A Tool, a Thief and a Colleague

Einige Gedanken zur KI und ihren Auswirkungen auf die Arbeits-bedingungen von Künstler:innen

Ich kenne Drehbuchautor:innen, die mit ein paar Vorgaben Chat-GPT bitten, eine Reihe von Handlungssträngen zu entwickeln. Sie sagen: „Manchmal liefert KI gute Ideen für die Drehbücher, an denen ich gerade arbeite.“ Ich hatte Kunststudierende, die mithilfe von KI, Skizzen für ihre Ölbilder anfertigten. Ich kenne Dichter:innen, elektronische Musiker:innen und klassische Komponist:innen, die KI nutzen, um Material zu generieren, aus dem sie inspirierende Elemente für ihre Arbeit auswählen können.

Ich habe sie auch bei meiner Arbeit eingesetzt: Wir haben Fotos einer Opernsängerin mittleren Alters gemacht und die KI gebeten, aus den Fotos ein fünfminütiges Video zu erstellen, in dem die Sängerin von der frühen Kindheit bis ins hohe Alter altert. Es sah sehr authentisch aus – die Sängerin sagte das selbst. Ich habe es in einer Oper verwendet, bei der ich Regie führte. In diesem Sinne ist die KI lediglich ein Werkzeug.

Viele Künstler:innen glauben, das sei alles nur eine weitere harmlose Spielerei, wie eine hochentwickelte Audio-, Bild- und Textsoftware. Sie irren sich.

KI ist auch eine Diebin. Generative KI — die Art von KI, die neue Texte, Töne und Bilder erzeugen kann — lernt, die menschliche Kreativität zu imitieren, indem sie sich selbst mit riesigen Mengen menschlicher Daten trainiert: Texte, Bilder, Videos, Töne und Musik. Der Kern von ChatGPT und anderen generativen KI-Systemen wird als Basismodell bezeichnet. Es gibt inzwischen viele davon, die unermüdlich das Internet durchkämmen (oder „crawlen“, wie der gängige Begriff lautet), um mehr von uns und über uns zu lernen. Die Unternehmen, denen die Basismodelle gehören, behaupten, dass kein Schaden entsteht und dass kein Mensch dafür bezahlt werden sollte, da die KI in der Regel nichts herunterlädt, sondern „nur das Internet durchsucht“ und wenn sie etwas generiert, dann macht sie keine illegalen Kopien, sondern schafft etwas Neues.

Wir Künstler:innen sollten diese Ansicht nicht akzeptieren. Stattdessen müssen wir für unsere Rechte kämpfen und verlangen, dass wir aussteigen können: Wenn wir nicht wollen, dass unsere Werke als Trainingsmaterial für generative KI verwendet werden, sollten wir „Nein“ sagen können. Und das sollte ausreichen, um den KI-Crawler in Schach zu halten.
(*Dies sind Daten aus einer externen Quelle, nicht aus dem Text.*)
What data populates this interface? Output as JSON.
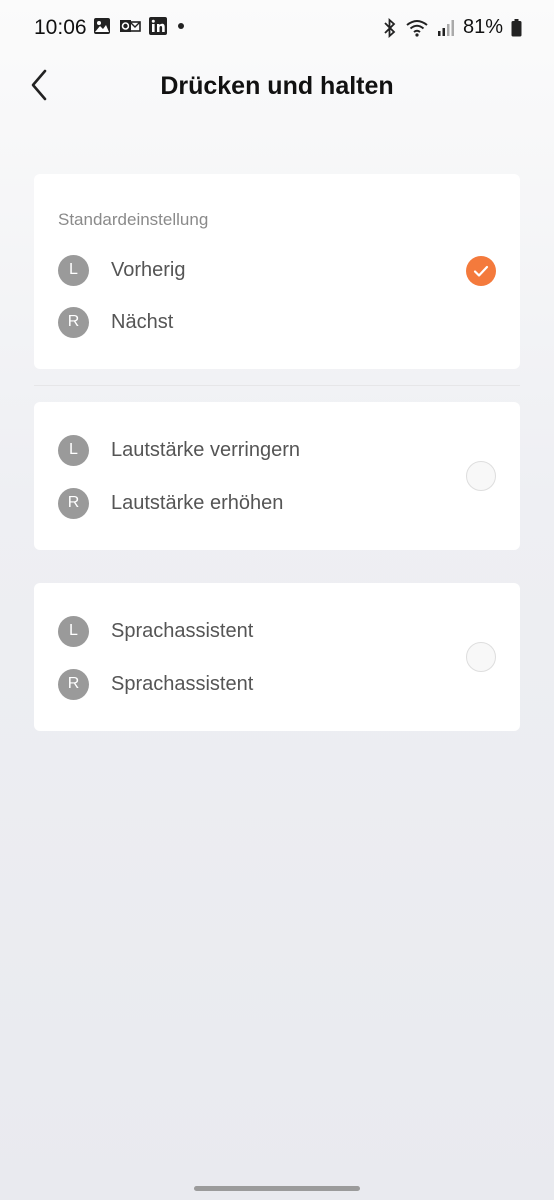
{
  "status_bar": {
    "time": "10:06",
    "left_icons": [
      "gallery-icon",
      "outlook-icon",
      "linkedin-icon",
      "dot-icon"
    ],
    "right_icons": [
      "bluetooth-icon",
      "wifi-icon",
      "signal-icon",
      "battery-icon"
    ],
    "battery": "81%"
  },
  "header": {
    "back_icon": "chevron-left-icon",
    "title": "Drücken und halten"
  },
  "options": [
    {
      "section_label": "Standardeinstellung",
      "left_badge": "L",
      "left_action": "Vorherig",
      "right_badge": "R",
      "right_action": "Nächst",
      "selected": true
    },
    {
      "left_badge": "L",
      "left_action": "Lautstärke verringern",
      "right_badge": "R",
      "right_action": "Lautstärke erhöhen",
      "selected": false
    },
    {
      "left_badge": "L",
      "left_action": "Sprachassistent",
      "right_badge": "R",
      "right_action": "Sprachassistent",
      "selected": false
    }
  ],
  "colors": {
    "accent": "#f47a3c",
    "badge": "#9a9a9a"
  }
}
Einige Basismodelle bieten bereits die Möglichkeit des Opt-out. Aber kann das wirklich funktionieren? Wenn ich mich dagegen entscheide und die KI sich dann von meiner Website fernhält, was passiert dann, wenn das Publikum Fotos von meinen Werken in Ausstellungen macht und diese online stellt? Wenn wir uns nicht abmelden wollen oder können, müssen wir bezahlt werden. Das ist vielleicht die wichtigste Forderung: Ohne uns, die menschlichen Künstler:innen, könnte die generative KI nichts machen, denn im Moment ist sie noch sehr dumm. Sie denkt nicht in dem Sinne, wie wir denken, und sie hat kein Bewusstsein. Sie ist zwar in der Lage, überzeugende Texte zu produzieren, aber sie kennt nicht die Bedeutung eines einzigen Wortes. Er ist nur ein enorm leistungsfähiger mechanischer Papagei, der in Sekundenbruchteilen eine unendliche Anzahl von Versionen und Mischungen all dessen erstellen kann, was er gelesen, gehört und gesehen hat.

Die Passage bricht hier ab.